The company is rather a big player in Medicare which has support from the Trump presidency. The market also has a huge growth potential from high demand from baby boomers for this plan.

The stock has been witnessing upward revisions over the last 90 days, indicating analysts’ optimism about its earnings growth potential. The Zacks Consensus Estimate for 2017 and 2018 moved north by 0.8% and 0.5%, respectively.

In fact, the company surpassed estimates in each of the last four quarters, with an average positive earnings surprise of 4.6%.

The stock presently carries a Zacks Rank #2 (Buy) with an impressive Growth Score of B. Back-tested results show that stocks with a Growth Score of A or B, when combined with a Zacks Rank #1 (Strong Buy) or 2, handily outperform others.

Shares of UnitedHealth have gained 39% in a year, slightly ahead of the industry’s growth of 38% as well as the S&P 500’s 15.1% returns.

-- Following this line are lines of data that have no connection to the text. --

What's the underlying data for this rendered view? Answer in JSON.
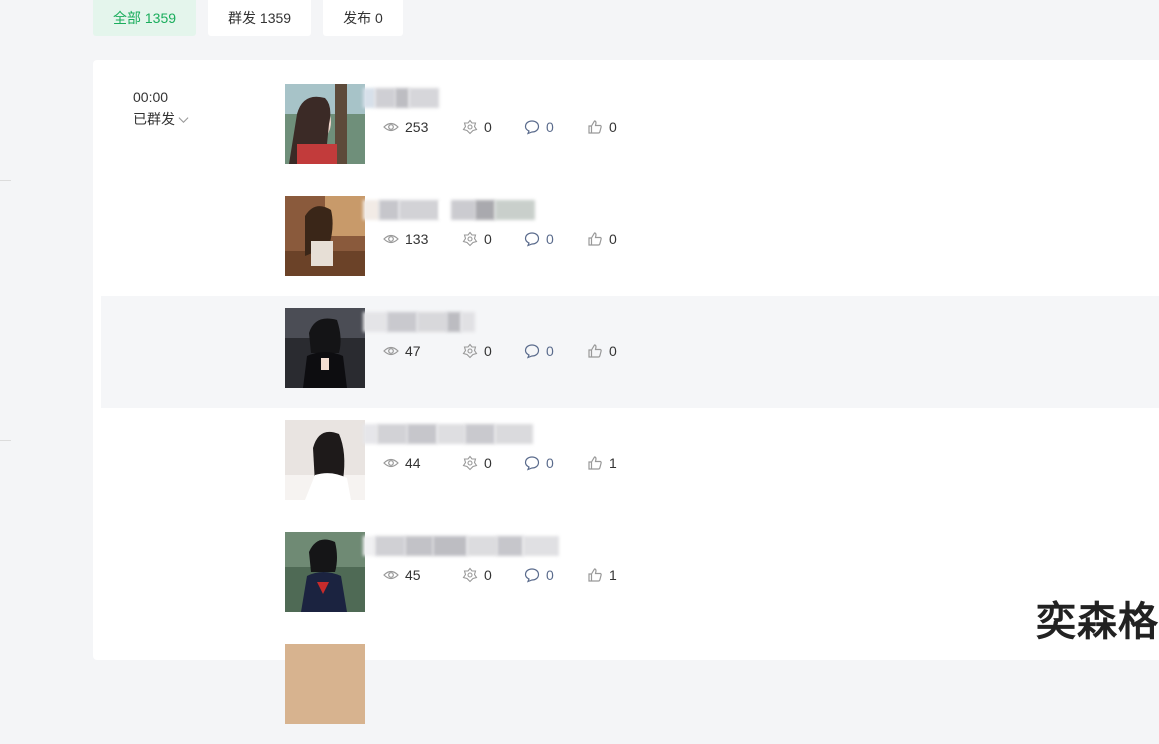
{
  "tabs": [
    {
      "label": "全部 1359",
      "active": true
    },
    {
      "label": "群发 1359",
      "active": false
    },
    {
      "label": "发布 0",
      "active": false
    }
  ],
  "group": {
    "time": "00:00",
    "status": "已群发"
  },
  "posts": [
    {
      "views": "253",
      "shares": "0",
      "comments": "0",
      "likes": "0"
    },
    {
      "views": "133",
      "shares": "0",
      "comments": "0",
      "likes": "0"
    },
    {
      "views": "47",
      "shares": "0",
      "comments": "0",
      "likes": "0"
    },
    {
      "views": "44",
      "shares": "0",
      "comments": "0",
      "likes": "1"
    },
    {
      "views": "45",
      "shares": "0",
      "comments": "0",
      "likes": "1"
    }
  ],
  "icons": {
    "views": "eye-icon",
    "shares": "share-icon",
    "comments": "comment-icon",
    "likes": "thumbs-up-icon",
    "status": "chevron-down-icon"
  },
  "colors": {
    "accent": "#1aad5c",
    "active_tab_bg": "#e4f5ec",
    "comment_count": "#5a6b8c"
  },
  "watermark": "奕森格"
}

Given the positive estimate revisions and a bullish Zacks Rank, we expect a decent upside for the stock in the near term.

Strong Fundamentals

Increase in Earnings Guidance: Encouraged by its strong earnings performance in the first half of 2017, the company raised its outlook for 2017 GAAP net earnings to a range of $9.20 to $9.35 per share (previous guidance $9.10 to $9.30) and adjusted net earnings to a range of $9.75 to $9.90 per share (previous guidance $9.65-$9.85). The company kept intact its guidance for cash flow from operation at $12 billion.

Consistent Top-Line Growth: UnitedHealth has witnessed continued growth in revenues for the past several years. The improvement continued through the first half of 2017. A number of profitable acquisitions along with consistent focus on new product initiatives, technology modernization and product and business diversification have added to its top-line growth. The company’s recent guidance also points toward top-line growth, cementing our confidence in the stock.

Bottom Line Growing at Double Digits: Similar to the top line, UnitedHealth’s earnings per share have also been growing for the past several years.  This has been achieved on the back of its premium growth, expense management, disciplined underwriting and share buybacks. A strong guidance for 2017 is being viewed favorably by investors.

Financial Strength: The company has a strong track of cash flow. It also remains committed to enhance shareholders’ value through share buybacks and dividend payouts. The company’s strong free cash flow has enabled it to deleverage its balance sheet.

Superior ROE: Further, UnitedHealth’s trailing 12-month return on equity (ROE) reinforces its growth potential. The company’s ROE of 21.5%, has increased in the past three years, and  remains higher than the ROE of 20% for the industry, reflecting is tactical efficiency in using shareholders’ funds.

Other Stocks

Some other top-ranked players in the same space are Centene Corp. (CNC - Free Report) , Magellan Health, Inc.  and WellCare Health Plans Inc. .  Each of these stocks carries the same Zacks Rank as UnitedHealth. You can see the complete list of today’s Zacks #1 Rank stocks here.

Centene beat estimates in three of the last four quarters with an average positive surprise of 7.7%. Also, the Zacks Consensus Estimate for 2017 and 2018 moved up 2.5% and 2.1%, respectively, in the last 60 days.

Magellan Health beat estimates in three of the last four quarters with an average positive surprise of 23.9%. Also, the Zacks Consensus Estimate for 2018 has moved up 3.7% in the last 60 days.

WellCare Health Plans beat estimates in each of the last four quarters with an average positive surprise of 47.4%. Also, the Zacks Consensus Estimate for both 2017 and 2018 moved up 1.7% in the last 60 days.